I don't know that I have a ton of life philosophies yet. But I have a few:
  • The best decisions in life will always be the ones that seem like a long-shot and you go after it anyway because your gut tells you to -- even if it doesn't turn out like you thought.
  • You'll never regret trying hard to be a better person.
  • The people around you matter. A lot. And I think I'm just seeing the tip of the iceberg on this one.
So, to all my friends and readers (maybe some of you will see this), thank you. Thank you for being people that I can aspire to emulate. Thank you for making my life meaningful. Thank you for helping me see the world in new ways, for encouraging me to be better, and for being patient with my hundreds of weaknesses.

Ok. The cheese is over for a minute. It'll be back, I'm sure. You never know. This hit me watching House. Next time it might be from the slogan of some local restaurant. I'm not quite sure how, but I have a feeling "Switch to Geico and Save" might just describe how I'm feeling about something one of these days.

What about you? Any life philosophies you want to share? (And, please, don't feel obligated to share in my gush. I hear that too much cheese makes your breath stink.
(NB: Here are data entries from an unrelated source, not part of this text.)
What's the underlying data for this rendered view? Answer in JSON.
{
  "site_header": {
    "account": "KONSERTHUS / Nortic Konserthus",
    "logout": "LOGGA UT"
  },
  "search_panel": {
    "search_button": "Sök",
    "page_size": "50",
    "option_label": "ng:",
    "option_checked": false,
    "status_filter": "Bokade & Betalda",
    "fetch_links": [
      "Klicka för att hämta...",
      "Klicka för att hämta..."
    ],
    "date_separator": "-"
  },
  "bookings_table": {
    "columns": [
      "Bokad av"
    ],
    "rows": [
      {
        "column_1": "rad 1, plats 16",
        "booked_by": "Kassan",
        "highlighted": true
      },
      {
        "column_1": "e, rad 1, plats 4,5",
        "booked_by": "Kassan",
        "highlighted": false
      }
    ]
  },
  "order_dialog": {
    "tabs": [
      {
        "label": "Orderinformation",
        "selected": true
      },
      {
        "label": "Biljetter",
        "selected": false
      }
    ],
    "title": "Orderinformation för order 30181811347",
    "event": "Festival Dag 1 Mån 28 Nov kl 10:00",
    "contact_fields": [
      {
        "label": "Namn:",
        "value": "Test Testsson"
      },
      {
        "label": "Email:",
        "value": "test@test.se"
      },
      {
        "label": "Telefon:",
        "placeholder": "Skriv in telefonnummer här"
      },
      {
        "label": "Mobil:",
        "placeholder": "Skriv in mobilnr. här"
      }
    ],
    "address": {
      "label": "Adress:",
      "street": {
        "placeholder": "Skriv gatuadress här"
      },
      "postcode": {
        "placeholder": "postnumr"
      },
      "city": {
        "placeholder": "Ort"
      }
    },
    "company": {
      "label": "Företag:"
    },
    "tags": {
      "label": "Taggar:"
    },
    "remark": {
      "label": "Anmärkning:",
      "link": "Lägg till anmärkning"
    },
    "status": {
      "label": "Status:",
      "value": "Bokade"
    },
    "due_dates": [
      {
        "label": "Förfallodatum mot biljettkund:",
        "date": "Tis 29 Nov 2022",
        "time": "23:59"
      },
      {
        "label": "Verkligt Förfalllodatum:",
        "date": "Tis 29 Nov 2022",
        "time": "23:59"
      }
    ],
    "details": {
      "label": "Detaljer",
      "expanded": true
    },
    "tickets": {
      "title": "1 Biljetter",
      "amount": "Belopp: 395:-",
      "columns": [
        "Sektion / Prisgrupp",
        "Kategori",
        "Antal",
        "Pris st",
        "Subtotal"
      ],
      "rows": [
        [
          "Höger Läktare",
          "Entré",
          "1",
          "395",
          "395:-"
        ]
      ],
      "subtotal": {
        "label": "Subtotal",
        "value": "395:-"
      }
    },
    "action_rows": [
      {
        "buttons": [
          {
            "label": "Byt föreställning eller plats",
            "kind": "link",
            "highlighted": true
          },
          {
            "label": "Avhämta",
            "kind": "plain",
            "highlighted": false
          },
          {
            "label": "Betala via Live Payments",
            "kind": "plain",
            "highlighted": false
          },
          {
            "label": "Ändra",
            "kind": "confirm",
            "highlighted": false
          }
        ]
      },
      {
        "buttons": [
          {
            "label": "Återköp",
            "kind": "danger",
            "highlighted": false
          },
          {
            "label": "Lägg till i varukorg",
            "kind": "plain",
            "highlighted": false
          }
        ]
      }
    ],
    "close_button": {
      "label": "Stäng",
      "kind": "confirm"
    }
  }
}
But there's probably room for a little more, if you want.)

Tuesday, September 8, 2009

Have you ever noticed how weird the word "shirt" is?

The other day I bought some fabric from this site. I didn't have a specific plan for it, but there were so many cute options! It became a need almost immediately.

Then I went over to my sister's house and saw a shirt she'd made. She is always a good source of inspiration.

Meld the two together, with a holiday, a couple of free hours, a $3 t-shirt, and a viewing of Shawshank Redemption and you'll end up with this:





(Please ignore the absence of any sort of discernable chin in that last photo. I thought I had one, but it appears I may just have a ch-neck... a check... a nin... a nechin... whatever it's called.)